You should get the same η² ≈ 0.31 as from the ANOVA table. This confirms that η² is simply the fraction of total variation that comes from differences between groups.


Now: your project data

The rest of this session is for your group. Today’s goals:

  1. Run your main statistical test — t-test (if 2 groups) or ANOVA (if 3+ groups)
  2. Check assumptions — histograms, Shapiro-Wilk, transform if needed
  3. Calculate an effect size — Cohen’s d (for t-test) or η² (for ANOVA)
  4. Write a results paragraph — suitable for your report

If you’re using ANOVA and it’s significant, run TukeyHSD() to find which pairs differ.

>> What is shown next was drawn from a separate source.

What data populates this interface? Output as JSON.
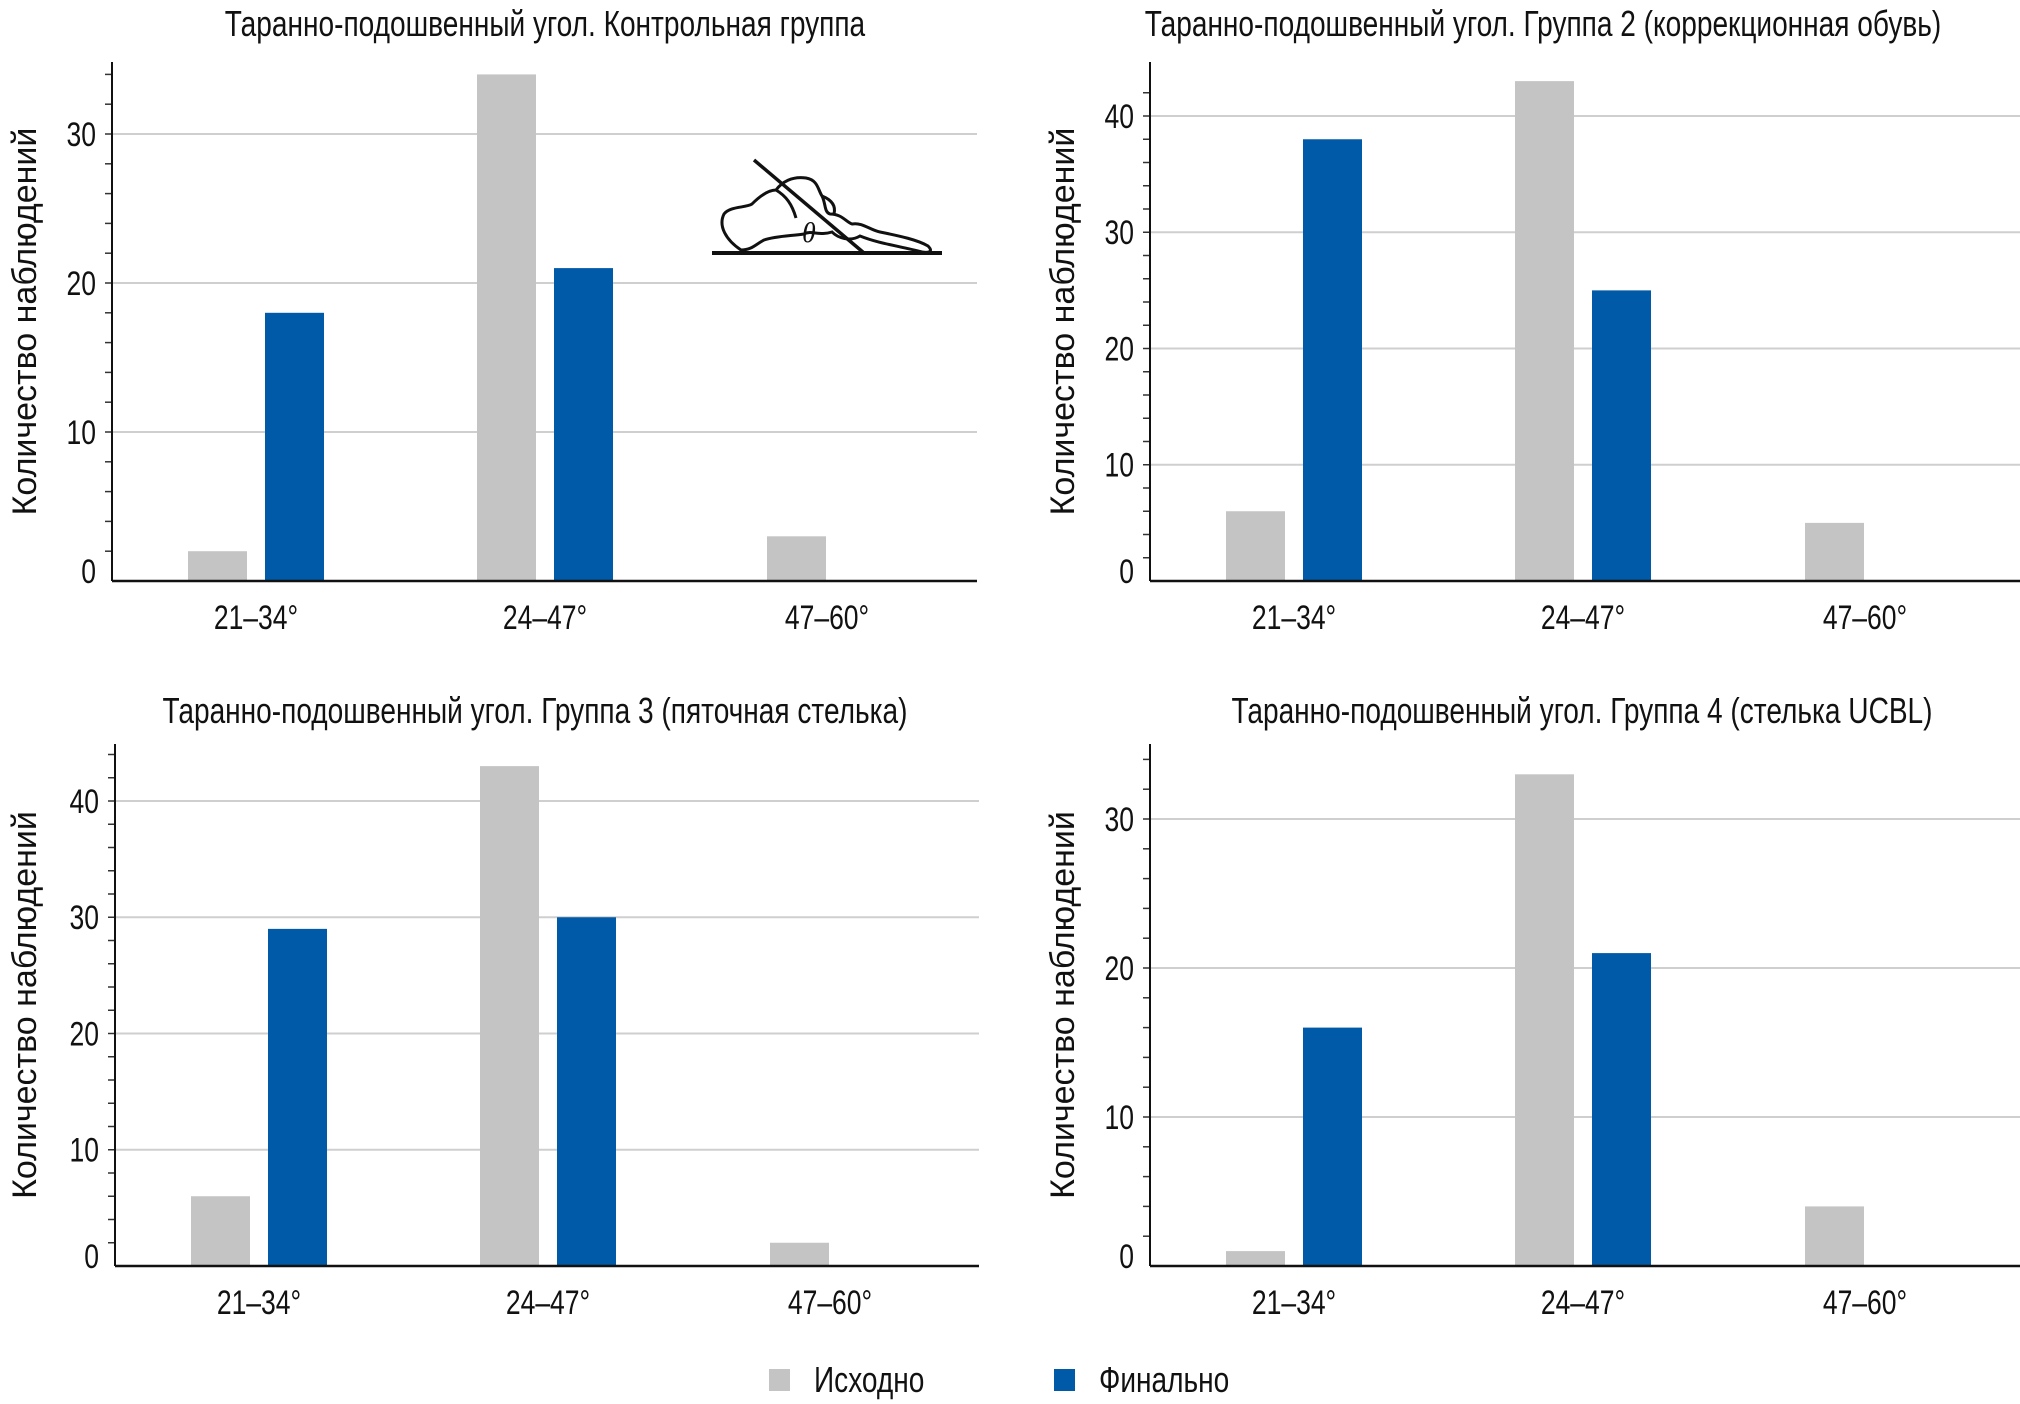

Questions to answer as you work:

  • Is your result significant? At what level?
  • Is the effect big enough to matter? (Is that a big number?)
  • What’s the confidence interval? Does it include values that would change your conclusion?
  • What assumptions did you check? Were any violated?

Save your work

Commit your analysis code and your results paragraph to your group repo via a pull request. If you’ve started your individual report, commit that to your personal repo too.